感動するほどの加速性能
筆者が試乗したのは、「330iMスポーツ」だ。加速感は感心するほど素晴らしかった。2リッターという比較的小排気量のエンジンの欠点は、低回転トルクがか細いことである。加速したいその瞬間に、期待する加速が得られないことがある。その絶対的なトルク不足を補うために、ターボチャージャーの助けを借りる。だが絶対的なトルクは確保できても、わずかなアクセル開度でのレスポンス不足は否めない。各メーカーは必死に、大小のターボチャージャーを組み合わせたツインターボ化でしのごうともがくものの、まだ少し低回転トルク不足と反応の鈍さからは逃れられない。
だが、330iでは、そんなイライラするような加速感は霧散していた。アクセル開度の1mmが、エンジンの1Nmとして確かに反応するのだ。ピークパワーの上がり代はわずかだが、常用回転域のトルクは大幅に厚くなっているからだ。スペック表によると、それぞれピークトルクは1350rpmで達するという。交通に流れに乗っている限り、ほとんどの場合、ピークトルクに達する1350rpm付近で走行しているはずだ。つまり、いつでもどこからでもパワーゾーンなのである。感動した。

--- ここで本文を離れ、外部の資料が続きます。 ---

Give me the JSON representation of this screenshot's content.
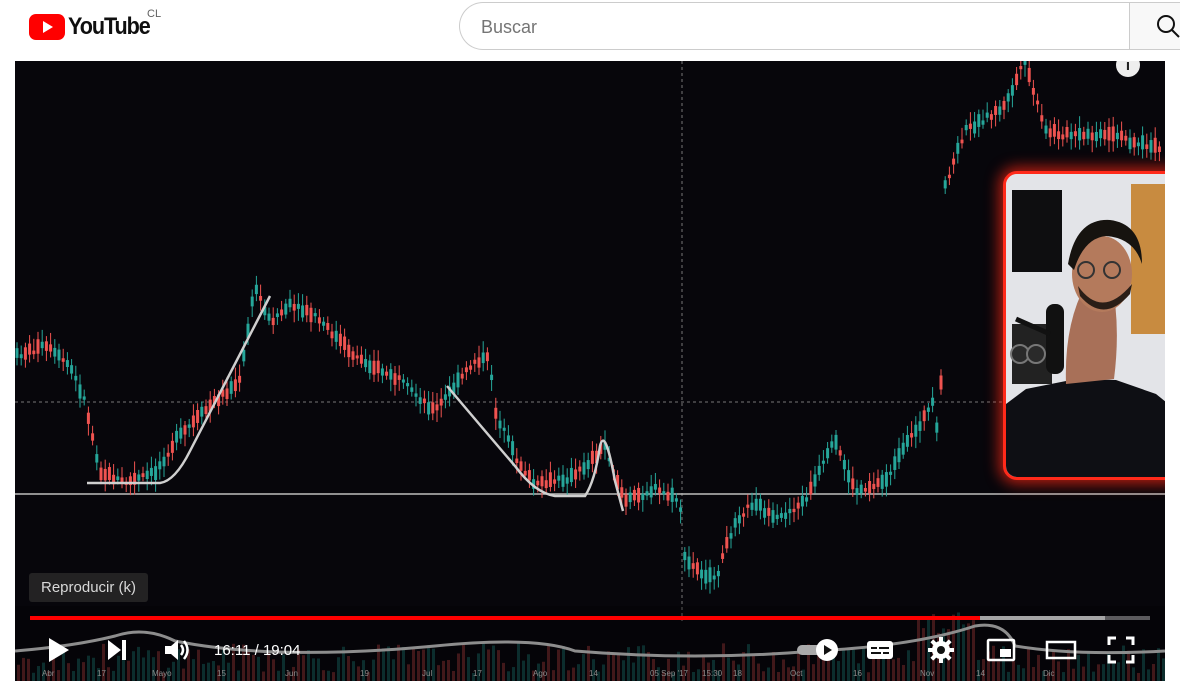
{
  "header": {
    "logo_text": "YouTube",
    "region": "CL",
    "search_placeholder": "Buscar"
  },
  "player": {
    "tooltip": "Reproducir (k)",
    "time_current": "16:11",
    "time_total": "19:04",
    "progress": 0.848,
    "buffered": 0.96,
    "chart_axis_labels": [
      "Abr",
      "17",
      "Mayo",
      "15",
      "Jun",
      "19",
      "Jul",
      "17",
      "Ago",
      "14",
      "05 Sep '17",
      "15:30",
      "18",
      "Oct",
      "16",
      "Nov",
      "14",
      "Dic"
    ],
    "colors": {
      "progress": "#ff0000",
      "bull": "#26a69a",
      "bear": "#ef5350",
      "cam_border": "#ff2a1a"
    }
  },
  "controls": {
    "icons": [
      "play-icon",
      "next-icon",
      "volume-icon",
      "autoplay-toggle",
      "subtitles-icon",
      "settings-icon",
      "miniplayer-icon",
      "theater-icon",
      "fullscreen-icon"
    ]
  }
}
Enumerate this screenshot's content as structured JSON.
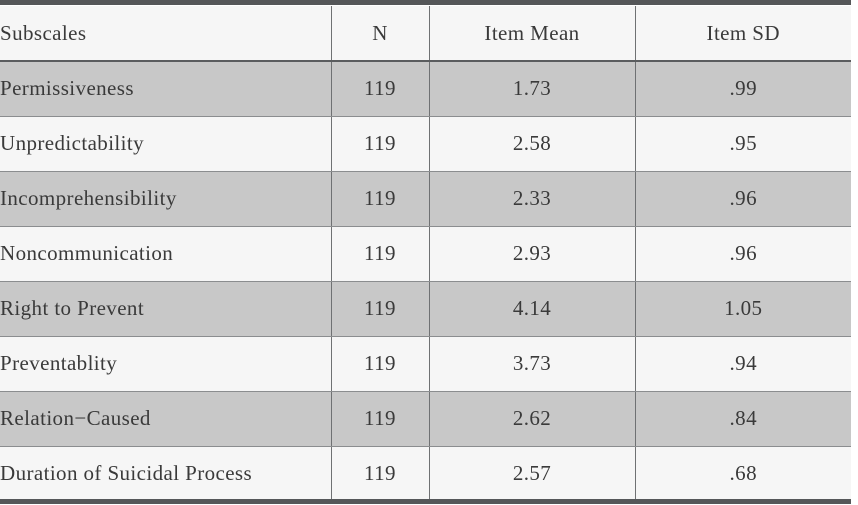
{
  "table": {
    "columns": [
      {
        "key": "subscale",
        "label": "Subscales",
        "align": "left"
      },
      {
        "key": "n",
        "label": "N",
        "align": "center"
      },
      {
        "key": "mean",
        "label": "Item Mean",
        "align": "center"
      },
      {
        "key": "sd",
        "label": "Item SD",
        "align": "center"
      }
    ],
    "rows": [
      {
        "subscale": "Permissiveness",
        "n": "119",
        "mean": "1.73",
        "sd": ".99"
      },
      {
        "subscale": "Unpredictability",
        "n": "119",
        "mean": "2.58",
        "sd": ".95"
      },
      {
        "subscale": "Incomprehensibility",
        "n": "119",
        "mean": "2.33",
        "sd": ".96"
      },
      {
        "subscale": "Noncommunication",
        "n": "119",
        "mean": "2.93",
        "sd": ".96"
      },
      {
        "subscale": "Right to Prevent",
        "n": "119",
        "mean": "4.14",
        "sd": "1.05"
      },
      {
        "subscale": "Preventablity",
        "n": "119",
        "mean": "3.73",
        "sd": ".94"
      },
      {
        "subscale": "Relation−Caused",
        "n": "119",
        "mean": "2.62",
        "sd": ".84"
      },
      {
        "subscale": "Duration of Suicidal Process",
        "n": "119",
        "mean": "2.57",
        "sd": ".68"
      }
    ]
  },
  "style": {
    "rule_color": "#555759",
    "shaded_row_color": "#c8c8c8",
    "plain_row_color": "#f6f6f6",
    "divider_color": "#6f7173",
    "text_color": "#3a3a3a"
  }
}
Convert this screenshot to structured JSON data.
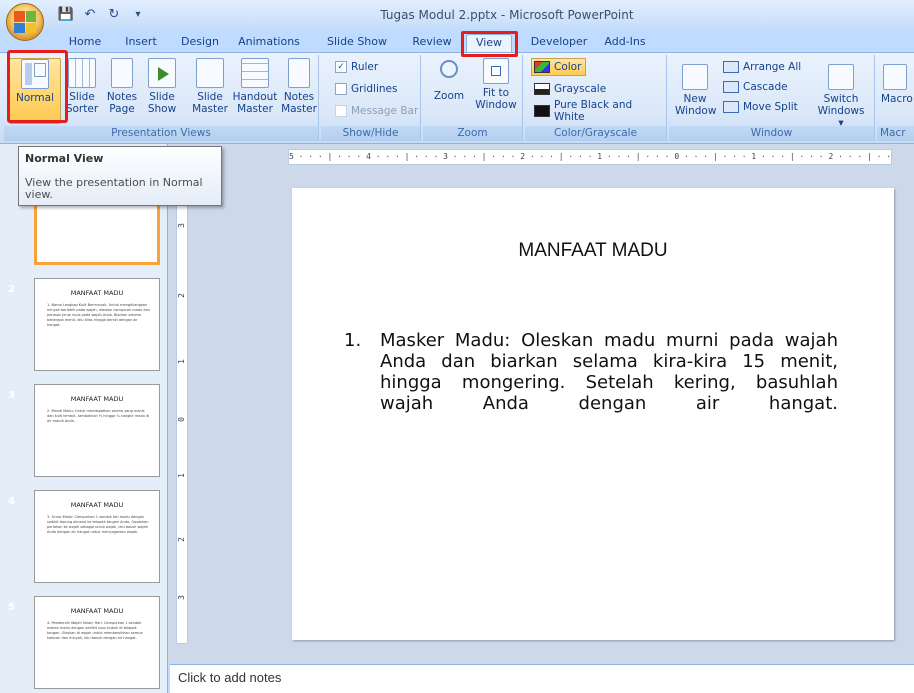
{
  "window": {
    "title": "Tugas Modul 2.pptx - Microsoft PowerPoint"
  },
  "tabs": [
    "Home",
    "Insert",
    "Design",
    "Animations",
    "Slide Show",
    "Review",
    "View",
    "Developer",
    "Add-Ins"
  ],
  "active_tab": "View",
  "ribbon": {
    "presentation_views": {
      "label": "Presentation Views",
      "buttons": [
        {
          "l1": "Normal",
          "l2": ""
        },
        {
          "l1": "Slide",
          "l2": "Sorter"
        },
        {
          "l1": "Notes",
          "l2": "Page"
        },
        {
          "l1": "Slide",
          "l2": "Show"
        },
        {
          "l1": "Slide",
          "l2": "Master"
        },
        {
          "l1": "Handout",
          "l2": "Master"
        },
        {
          "l1": "Notes",
          "l2": "Master"
        }
      ]
    },
    "show_hide": {
      "label": "Show/Hide",
      "ruler": "Ruler",
      "gridlines": "Gridlines",
      "message_bar": "Message Bar"
    },
    "zoom": {
      "label": "Zoom",
      "zoom_l1": "Zoom",
      "fit_l1": "Fit to",
      "fit_l2": "Window"
    },
    "color": {
      "label": "Color/Grayscale",
      "color": "Color",
      "grayscale": "Grayscale",
      "pure_bw": "Pure Black and White"
    },
    "window": {
      "label": "Window",
      "new_l1": "New",
      "new_l2": "Window",
      "arrange_all": "Arrange All",
      "cascade": "Cascade",
      "move_split": "Move Split",
      "switch_l1": "Switch",
      "switch_l2": "Windows ▾"
    },
    "macros": {
      "label": "Macr",
      "btn": "Macro"
    }
  },
  "tooltip": {
    "title": "Normal View",
    "body_l1": "View the presentation in Normal",
    "body_l2": "view."
  },
  "thumbnails": [
    {
      "num": "",
      "title": "",
      "body": "wajah Anda dan biarkan selama kira-kira 15 menit, hingga mongering. Setelah kering, basuhlah wajah Anda dengan air hangat."
    },
    {
      "num": "2",
      "title": "MANFAAT MADU",
      "body": "1. Nama Lengkap Kulit Berminyak. Untuk menghilangkan minyak berlebih pada wajah, oleskan campuran madu dan perasan jeruk nipis pada wajah Anda. Biarkan selama beberapa menit, lalu bilas hingga bersih dengan air hangat."
    },
    {
      "num": "3",
      "title": "MANFAAT MADU",
      "body": "2. Mandi Madu: Untuk mendapatkan aroma yang manis dan kulit lembut, tambahkan ½ hingga ¾ cangkir madu di air mandi Anda."
    },
    {
      "num": "4",
      "title": "MANFAAT MADU",
      "body": "3. Scrub Madu: Campurkan 1 sendok teh madu dengan sedikit tepung almond ke telapak tangan Anda. Gosokkan perlahan ke wajah sebagai scrub wajah, lalu basuh wajah Anda dengan air hangat untuk menyegarkan wajah."
    },
    {
      "num": "5",
      "title": "MANFAAT MADU",
      "body": "4. Pembersih Wajah Selain Hari. Campurkan 1 sendok makan madu dengan sedikit susu bubuk di telapak tangan. Oleskan di wajah untuk membersihkan semua kotoran dan minyak, lalu basuh dengan air hangat."
    }
  ],
  "ruler": {
    "horizontal": "5 · · · | · · · 4 · · · | · · · 3 · · · | · · · 2 · · · | · · · 1 · · · | · · · 0 · · · | · · · 1 · · · | · · · 2 · · · | · · · 3 · · · | · · · 4 · · · | · · ·",
    "vertical": [
      "3",
      "2",
      "1",
      "0",
      "1",
      "2",
      "3"
    ]
  },
  "slide": {
    "title": "MANFAAT MADU",
    "item_num": "1.",
    "item_text": "Masker Madu: Oleskan madu murni pada wajah Anda dan biarkan selama kira-kira 15 menit, hingga mongering. Setelah kering, basuhlah wajah Anda dengan air hangat."
  },
  "notes": {
    "placeholder": "Click to add notes"
  },
  "colors": {
    "highlight": "#e41d1d",
    "selected_thumb": "#f8a23a",
    "ribbon_text": "#15428b"
  }
}
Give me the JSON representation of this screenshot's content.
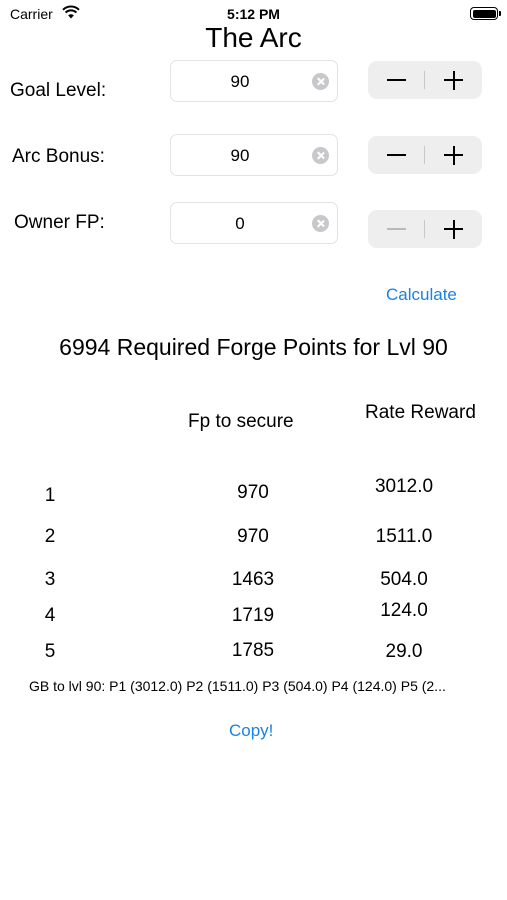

フットワークも素晴らしい。前述したように、前後重量配分は、BMW得意の「50:50」をキープしているから、コーナーリング特性は整っている。フロントノーズがアウトにはらむような見苦しいアンダーステアは皆無だ。試乗車は標準設定から2インチアップの大径タイヤを履いていたこともあり、コツコツと路面に乱れを拾う傾向にあった。乗り心地はかなり硬い。
そう、新型3シリーズはまず運動性を磨き込み、スポーツフィールをまったく犠牲していないのだ。多少乗り心地が悪化したとしても、フットワークを優先する。そんな頑固な思想を感じた。
累計1500万台を誇るBMWの主力モデルは、これからもBMWらしいスポーツ性能で勝負していくということか。
実は、3シリーズはさらにさまざまな先進的な魅力を秘めている。それはまた改めて紹介しようと思う。